Indications for surgery:
Persistent radicular arm pain (brachalgia) following failed conservative management with consistent examination and radiological findings
Neurological deficit including weakness or numbness of the hands and loss of arm reflexes
If the spinal cord is compressed both arms and the legs may be affected causing increased reflexes, lack of coordination and weakness. This represents spinal cord injury and is called myelopathy.
Under general anaesthesia a small incision is made on the front of the neck and tissues are carefully opened to expose the spine. The correct disc level is found using x rays and the disc is removed using instruments whilst looking through a microscope. At the back of the disc where the nerve or spinal cord is being compressed the disc or bone is removed to decompress the nerve or spinal cord. A plastic spacer is placed in the disc space and a small plate with screws may be attached to the bones above and below the disc to encourage fusion of the bones to each other.
Evidence for surgery:
Several randomized controlled studies show more rapid relief of arm pain from ACDF than with either physiotherapy or collar immobilisation. Over a period of 1 year, surgery results in more improvement in weakness than physiotherapy. Physiotherapy may improve symptoms in many patients who do not undergo surgery and should be considered a good option for treatment.
Benefits of treatment:
Earlier improvement in arm pain, and improved chance of recovery of weakness with surgery.
Risks of surgery:
Serious risks: Death, quadraplegia (paralysis in arms and legs)<1%
Other risks: Hoarseness of voice and difficulty swallowing ~20-30% of patients initially after surgery with ~5% of patients in longer term. This treatment option should be avoided in some patients eg, professional singers. Failure of fusion ~5%, worsened neck pain ~5%, shoulder pain ~5%, ongoing arm pain ~10%, worsened arm pain <5%, adjacent segment disease ~25% over 10 years. Wound infection ~1-2%, medical and anaesthetic risks.
After your surgery you will be transferred to the ward. The ward will help you to mobilize on the day of surgery. After an x ray to check on the placement of the spacer +- and plates and screws, and after overnight observation, most patients are safe to be discharged home the day after surgery. If you live in a rural location with limited access to medical facilities I may delay your discharge for a few days. During your ward stay the nursing staff will monitor you to ensure there is no neck swelling or breathing difficulty. The day after your surgery a speech pathologist will check on your voice and swallowing. If there is hoarseness or difficulty swallowing they will give you advice regarding this problem. This problem usually settles without long-term problems.
Pain is typically well controlled with Paracetamol and occasional short term use of NSAIDS (longer term use of NSAIDS may impair fusion)
Smoking impairs bone fusion and healing and is strongly discouraged.
Mobility restrictions are designed to limit discomfort and reduce risks of disc recurrence. You should avoid the extremes of neck movement and avoid working above shoulder level. You should not lift anything heavier than a full kettle of water.

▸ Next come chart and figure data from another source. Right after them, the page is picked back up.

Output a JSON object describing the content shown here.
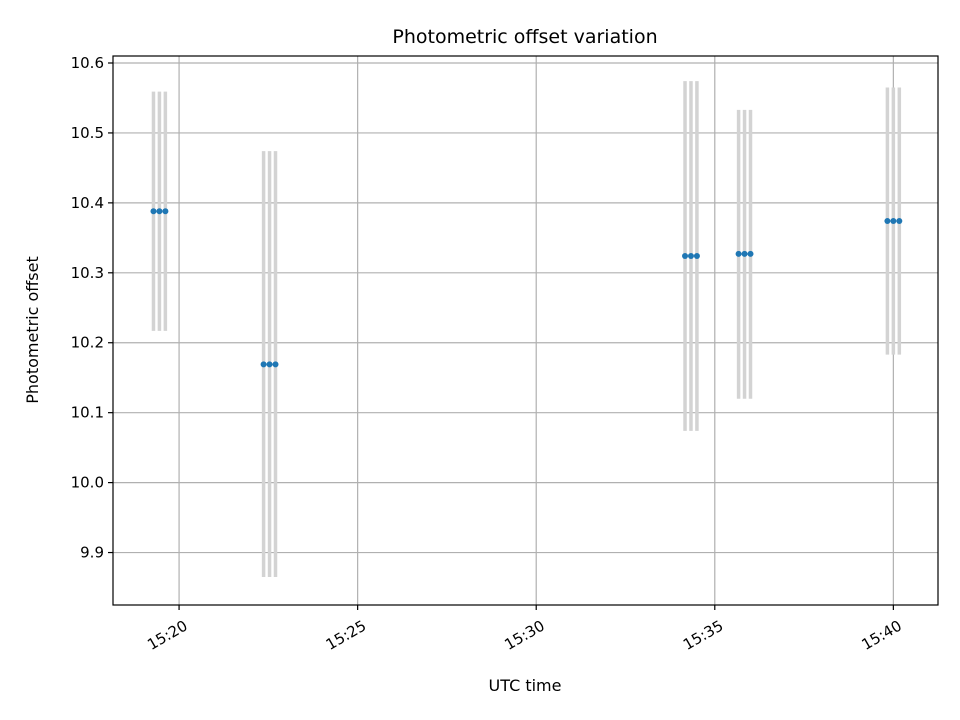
{
  "chart_data": {
    "type": "scatter",
    "title": "Photometric offset variation",
    "xlabel": "UTC time",
    "ylabel": "Photometric offset",
    "x_axis_type": "time",
    "xlim": [
      "15:18:09",
      "15:41:15"
    ],
    "ylim": [
      9.825,
      10.61
    ],
    "x_ticks": [
      "15:20",
      "15:25",
      "15:30",
      "15:35",
      "15:40"
    ],
    "y_ticks": [
      9.9,
      10.0,
      10.1,
      10.2,
      10.3,
      10.4,
      10.5,
      10.6
    ],
    "y_tick_labels": [
      "9.9",
      "10.0",
      "10.1",
      "10.2",
      "10.3",
      "10.4",
      "10.5",
      "10.6"
    ],
    "grid": true,
    "point_color": "#1f77b4",
    "errorbar_color": "#d3d3d3",
    "points": [
      {
        "x": "15:19:17",
        "y": 10.388,
        "yerr_low": 10.217,
        "yerr_high": 10.559
      },
      {
        "x": "15:19:27",
        "y": 10.388,
        "yerr_low": 10.217,
        "yerr_high": 10.559
      },
      {
        "x": "15:19:37",
        "y": 10.388,
        "yerr_low": 10.217,
        "yerr_high": 10.559
      },
      {
        "x": "15:22:22",
        "y": 10.169,
        "yerr_low": 9.865,
        "yerr_high": 10.474
      },
      {
        "x": "15:22:32",
        "y": 10.169,
        "yerr_low": 9.865,
        "yerr_high": 10.474
      },
      {
        "x": "15:22:42",
        "y": 10.169,
        "yerr_low": 9.865,
        "yerr_high": 10.474
      },
      {
        "x": "15:34:10",
        "y": 10.324,
        "yerr_low": 10.074,
        "yerr_high": 10.574
      },
      {
        "x": "15:34:20",
        "y": 10.324,
        "yerr_low": 10.074,
        "yerr_high": 10.574
      },
      {
        "x": "15:34:30",
        "y": 10.324,
        "yerr_low": 10.074,
        "yerr_high": 10.574
      },
      {
        "x": "15:35:40",
        "y": 10.327,
        "yerr_low": 10.12,
        "yerr_high": 10.533
      },
      {
        "x": "15:35:50",
        "y": 10.327,
        "yerr_low": 10.12,
        "yerr_high": 10.533
      },
      {
        "x": "15:36:00",
        "y": 10.327,
        "yerr_low": 10.12,
        "yerr_high": 10.533
      },
      {
        "x": "15:39:50",
        "y": 10.374,
        "yerr_low": 10.183,
        "yerr_high": 10.565
      },
      {
        "x": "15:40:00",
        "y": 10.374,
        "yerr_low": 10.183,
        "yerr_high": 10.565
      },
      {
        "x": "15:40:10",
        "y": 10.374,
        "yerr_low": 10.183,
        "yerr_high": 10.565
      }
    ]
  }
}
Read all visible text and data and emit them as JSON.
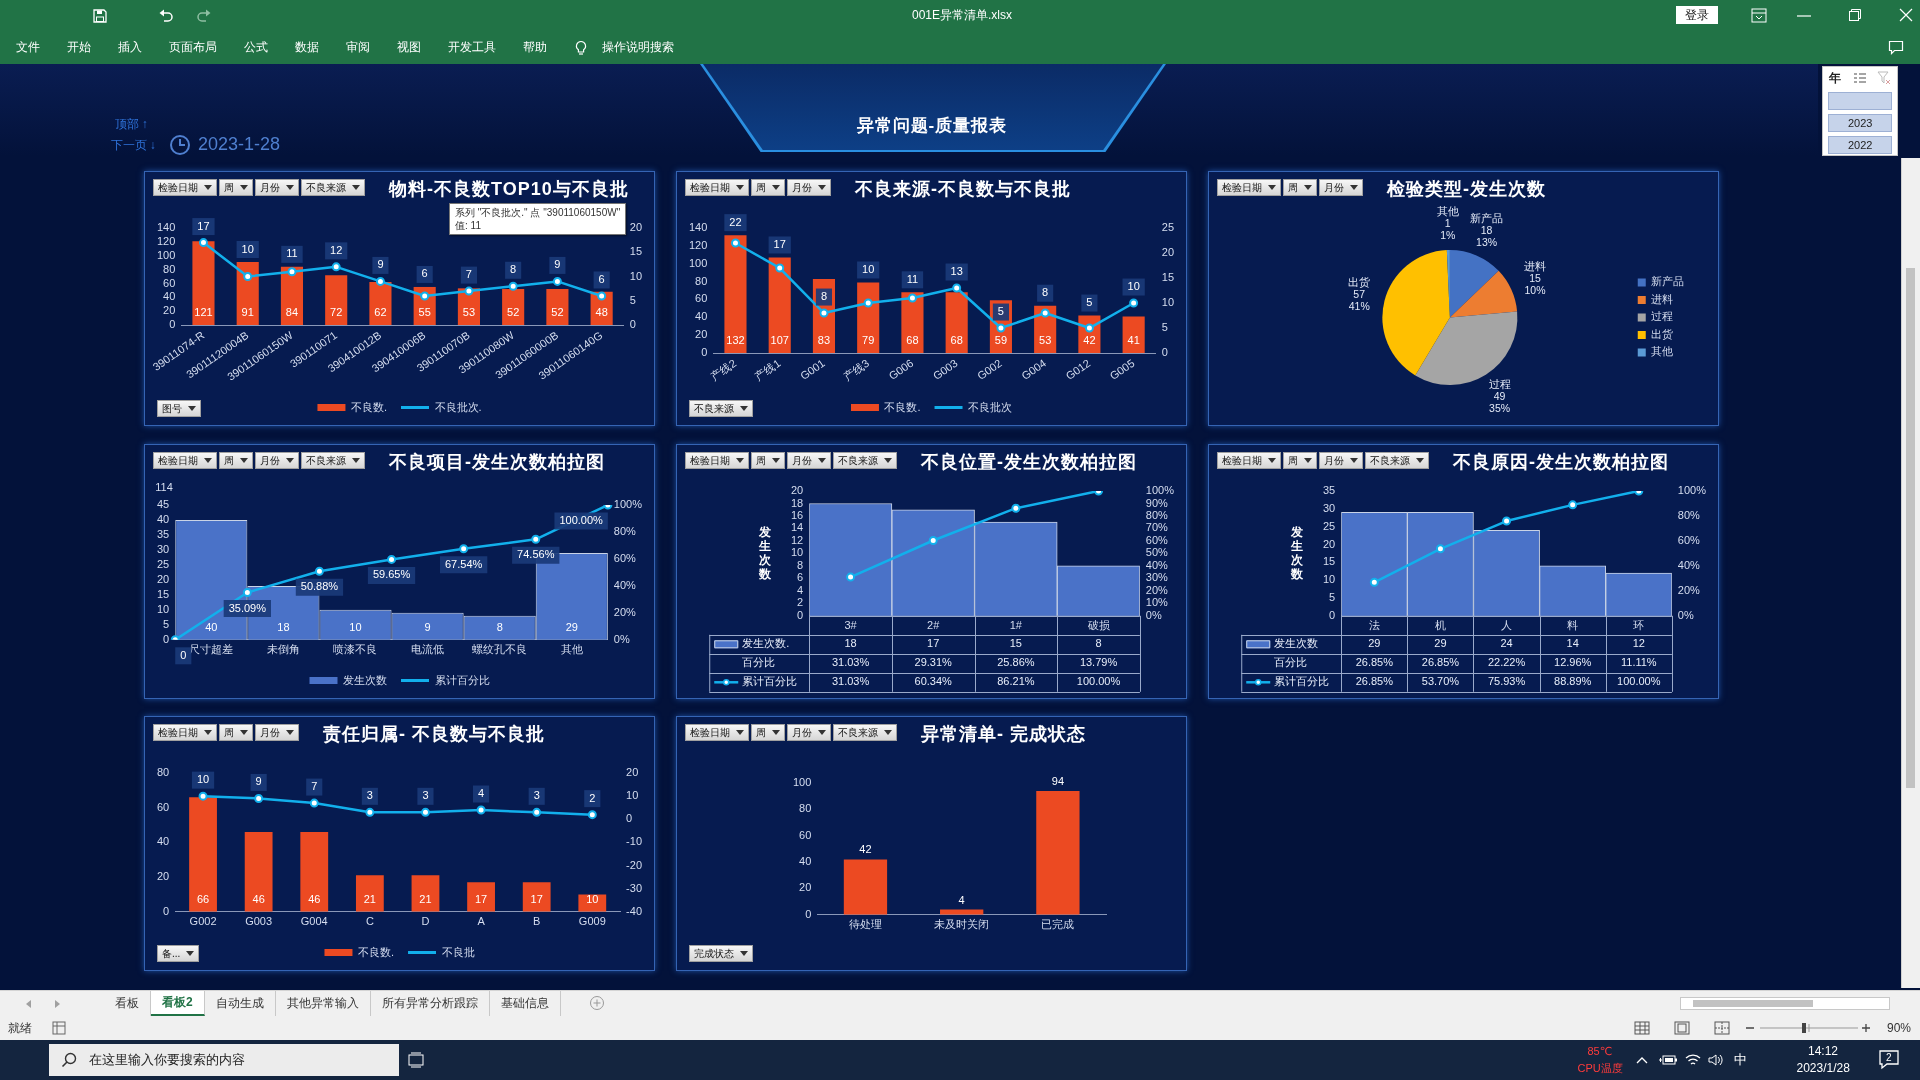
{
  "chart_data": [
    {
      "type": "other",
      "title": "001E异常清单.xlsx",
      "annotations": [
        "登录"
      ]
    },
    {
      "type": "other",
      "annotations": [
        "文件",
        "开始",
        "插入",
        "页面布局",
        "公式",
        "数据",
        "审阅",
        "视图",
        "开发工具",
        "帮助",
        "操作说明搜索"
      ]
    },
    {
      "type": "other",
      "title": "异常问题-质量报表",
      "annotations": [
        "顶部 ↑",
        "下一页 ↓",
        "2023-1-28"
      ]
    },
    {
      "type": "other",
      "title": "年",
      "annotations": [
        "2023",
        "2022"
      ]
    },
    {
      "type": "bar",
      "title": "物料-不良数TOP10与不良批",
      "annotations": [
        "检验日期",
        "周",
        "月份",
        "不良来源"
      ],
      "xlabel": "图号",
      "categories": [
        "39011074-R",
        "39011120004B",
        "39011060150W",
        "390110071",
        "390410012B",
        "390410006B",
        "390110070B",
        "390110080W",
        "39011060000B",
        "39011060140G"
      ],
      "series": [
        {
          "name": "不良数.",
          "color": "#ec4a22",
          "values": [
            121,
            91,
            84,
            72,
            62,
            55,
            53,
            52,
            52,
            48
          ]
        },
        {
          "name": "不良批次.",
          "type": "line",
          "axis": "y2",
          "color": "#12b0ec",
          "values": [
            17,
            10,
            11,
            12,
            9,
            6,
            7,
            8,
            9,
            6
          ]
        }
      ],
      "ylim": [
        0,
        140
      ],
      "yticks": [
        0,
        20,
        40,
        60,
        80,
        100,
        120,
        140
      ],
      "y2lim": [
        0,
        20
      ],
      "y2ticks": [
        0,
        5,
        10,
        15,
        20
      ],
      "legend": "bottom",
      "marker": "circle",
      "data_labels": true
    },
    {
      "type": "bar",
      "title": "不良来源-不良数与不良批",
      "annotations": [
        "检验日期",
        "周",
        "月份"
      ],
      "xlabel": "不良来源",
      "categories": [
        "产线2",
        "产线1",
        "G001",
        "产线3",
        "G006",
        "G003",
        "G002",
        "G004",
        "G012",
        "G005"
      ],
      "series": [
        {
          "name": "不良数.",
          "color": "#ec4a22",
          "values": [
            132,
            107,
            83,
            79,
            68,
            68,
            59,
            53,
            42,
            41
          ]
        },
        {
          "name": "不良批次",
          "type": "line",
          "axis": "y2",
          "color": "#12b0ec",
          "values": [
            22,
            17,
            8,
            10,
            11,
            13,
            5,
            8,
            5,
            10
          ]
        }
      ],
      "ylim": [
        0,
        140
      ],
      "yticks": [
        0,
        20,
        40,
        60,
        80,
        100,
        120,
        140
      ],
      "y2lim": [
        0,
        25
      ],
      "y2ticks": [
        0,
        5,
        10,
        15,
        20,
        25
      ],
      "legend": "bottom",
      "marker": "circle",
      "data_labels": true
    },
    {
      "type": "pie",
      "title": "检验类型-发生次数",
      "annotations": [
        "检验日期",
        "周",
        "月份"
      ],
      "categories": [
        "新产品",
        "进料",
        "过程",
        "出货",
        "其他"
      ],
      "values": [
        18,
        15,
        49,
        57,
        1
      ],
      "colors": [
        "#4472c4",
        "#ed7d31",
        "#a5a5a5",
        "#ffc000",
        "#5b9bd5"
      ],
      "value_labels": [
        "18\n13%",
        "15\n10%",
        "49\n35%",
        "57\n41%",
        "1\n1%"
      ],
      "legend": "right"
    },
    {
      "type": "bar",
      "title": "不良项目-发生次数柏拉图",
      "annotations": [
        "检验日期",
        "周",
        "月份",
        "不良来源"
      ],
      "ylabel": "114",
      "categories": [
        null,
        "尺寸超差",
        null,
        "未倒角",
        null,
        "喷漆不良",
        null,
        "电流低",
        null,
        "螺纹孔不良",
        null,
        "其他",
        null
      ],
      "series": [
        {
          "name": "发生次数",
          "color": "#4a72c8",
          "values": [
            null,
            40,
            null,
            18,
            null,
            10,
            null,
            9,
            null,
            8,
            null,
            29,
            null
          ],
          "value_labels": [
            null,
            "40",
            null,
            "18",
            null,
            "10",
            null,
            "9",
            null,
            "8",
            null,
            "29",
            null
          ]
        },
        {
          "name": "累计百分比",
          "type": "line",
          "axis": "y2",
          "color": "#12b0ec",
          "values": [
            0,
            null,
            35.09,
            null,
            50.88,
            null,
            59.65,
            null,
            67.54,
            null,
            74.56,
            null,
            100
          ],
          "value_labels": [
            "0",
            null,
            "35.09%",
            null,
            "50.88%",
            null,
            "59.65%",
            null,
            "67.54%",
            null,
            "74.56%",
            null,
            "100.00%"
          ]
        }
      ],
      "ylim": [
        0,
        45
      ],
      "yticks": [
        0,
        5,
        10,
        15,
        20,
        25,
        30,
        35,
        40,
        45
      ],
      "y2lim": [
        0,
        100
      ],
      "y2ticks": [
        {
          "value": 0,
          "label": "0%"
        },
        {
          "value": 20,
          "label": "20%"
        },
        {
          "value": 40,
          "label": "40%"
        },
        {
          "value": 60,
          "label": "60%"
        },
        {
          "value": 80,
          "label": "80%"
        },
        {
          "value": 100,
          "label": "100%"
        }
      ],
      "legend": "bottom",
      "marker": "circle"
    },
    {
      "type": "bar",
      "title": "不良位置-发生次数柏拉图",
      "annotations": [
        "检验日期",
        "周",
        "月份",
        "不良来源",
        "百分比",
        "31.03%",
        "29.31%",
        "25.86%",
        "13.79%"
      ],
      "ylabel": "发生次数",
      "categories": [
        "3#",
        "2#",
        "1#",
        "破损"
      ],
      "series": [
        {
          "name": "发生次数.",
          "color": "#4a72c8",
          "values": [
            18,
            17,
            15,
            8
          ],
          "value_labels": [
            "18",
            "17",
            "15",
            "8"
          ]
        },
        {
          "name": "累计百分比",
          "type": "line",
          "axis": "y2",
          "color": "#12b0ec",
          "values": [
            31.03,
            60.34,
            86.21,
            100
          ],
          "value_labels": [
            "31.03%",
            "60.34%",
            "86.21%",
            "100.00%"
          ]
        }
      ],
      "ylim": [
        0,
        20
      ],
      "yticks": [
        0,
        2,
        4,
        6,
        8,
        10,
        12,
        14,
        16,
        18,
        20
      ],
      "y2lim": [
        0,
        100
      ],
      "y2ticks": [
        {
          "value": 0,
          "label": "0%"
        },
        {
          "value": 10,
          "label": "10%"
        },
        {
          "value": 20,
          "label": "20%"
        },
        {
          "value": 30,
          "label": "30%"
        },
        {
          "value": 40,
          "label": "40%"
        },
        {
          "value": 50,
          "label": "50%"
        },
        {
          "value": 60,
          "label": "60%"
        },
        {
          "value": 70,
          "label": "70%"
        },
        {
          "value": 80,
          "label": "80%"
        },
        {
          "value": 90,
          "label": "90%"
        },
        {
          "value": 100,
          "label": "100%"
        }
      ],
      "legend": "bottom",
      "marker": "circle"
    },
    {
      "type": "bar",
      "title": "不良原因-发生次数柏拉图",
      "annotations": [
        "检验日期",
        "周",
        "月份",
        "不良来源",
        "百分比",
        "26.85%",
        "26.85%",
        "22.22%",
        "12.96%",
        "11.11%"
      ],
      "ylabel": "发生次数",
      "categories": [
        "法",
        "机",
        "人",
        "料",
        "环"
      ],
      "series": [
        {
          "name": "发生次数",
          "color": "#4a72c8",
          "values": [
            29,
            29,
            24,
            14,
            12
          ],
          "value_labels": [
            "29",
            "29",
            "24",
            "14",
            "12"
          ]
        },
        {
          "name": "累计百分比",
          "type": "line",
          "axis": "y2",
          "color": "#12b0ec",
          "values": [
            26.85,
            53.7,
            75.93,
            88.89,
            100
          ],
          "value_labels": [
            "26.85%",
            "53.70%",
            "75.93%",
            "88.89%",
            "100.00%"
          ]
        }
      ],
      "ylim": [
        0,
        35
      ],
      "yticks": [
        0,
        5,
        10,
        15,
        20,
        25,
        30,
        35
      ],
      "y2lim": [
        0,
        100
      ],
      "y2ticks": [
        {
          "value": 0,
          "label": "0%"
        },
        {
          "value": 20,
          "label": "20%"
        },
        {
          "value": 40,
          "label": "40%"
        },
        {
          "value": 60,
          "label": "60%"
        },
        {
          "value": 80,
          "label": "80%"
        },
        {
          "value": 100,
          "label": "100%"
        }
      ],
      "legend": "bottom",
      "marker": "circle"
    },
    {
      "type": "bar",
      "title": "责任归属- 不良数与不良批",
      "annotations": [
        "检验日期",
        "周",
        "月份"
      ],
      "xlabel": "备...",
      "categories": [
        "G002",
        "G003",
        "G004",
        "C",
        "D",
        "A",
        "B",
        "G009"
      ],
      "series": [
        {
          "name": "不良数.",
          "color": "#ec4a22",
          "values": [
            66,
            46,
            46,
            21,
            21,
            17,
            17,
            10
          ]
        },
        {
          "name": "不良批",
          "type": "line",
          "axis": "y2",
          "color": "#12b0ec",
          "values": [
            10,
            9,
            7,
            3,
            3,
            4,
            3,
            2
          ]
        }
      ],
      "ylim": [
        0,
        80
      ],
      "yticks": [
        0,
        20,
        40,
        60,
        80
      ],
      "y2lim": [
        -40,
        20
      ],
      "y2ticks": [
        -40,
        -30,
        -20,
        -10,
        0,
        10,
        20
      ],
      "legend": "bottom",
      "marker": "circle",
      "data_labels": true
    },
    {
      "type": "bar",
      "title": "异常清单- 完成状态",
      "annotations": [
        "检验日期",
        "周",
        "月份",
        "不良来源"
      ],
      "xlabel": "完成状态",
      "categories": [
        "待处理",
        "未及时关闭",
        "已完成"
      ],
      "values": [
        42,
        4,
        94
      ],
      "color": "#ec4a22",
      "ylim": [
        0,
        100
      ],
      "yticks": [
        0,
        20,
        40,
        60,
        80,
        100
      ],
      "data_labels": true
    },
    {
      "type": "other",
      "annotations": [
        "看板",
        "看板2",
        "自动生成",
        "其他异常输入",
        "所有异常分析跟踪",
        "基础信息"
      ]
    },
    {
      "type": "other",
      "annotations": [
        "就绪",
        "90%"
      ]
    },
    {
      "type": "other",
      "annotations": [
        "在这里输入你要搜索的内容",
        "85℃",
        "CPU温度",
        "中",
        "14:12",
        "2023/1/28",
        "2"
      ]
    },
    {
      "type": "other",
      "annotations": [
        "系列 \"不良批次.\" 点 \"39011060150W\"\n值: 11"
      ]
    }
  ]
}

Driving should be avoided for the first 3 weeks post op as checking your blind spot involves extreme neck rotation. After this period driving should only be undertaken if there is no arm weakness and good range of movement without discomfort to allow the driver to easily be in full control in an emergency situation. If this is not the case the patient is legally bound to avoid driving.
Return to work is variable between different types of jobs. A minimum of 2 weeks off is necessary and usually I would recommend returning to work in a graduated fashion starting after your 6 week post operative consultation.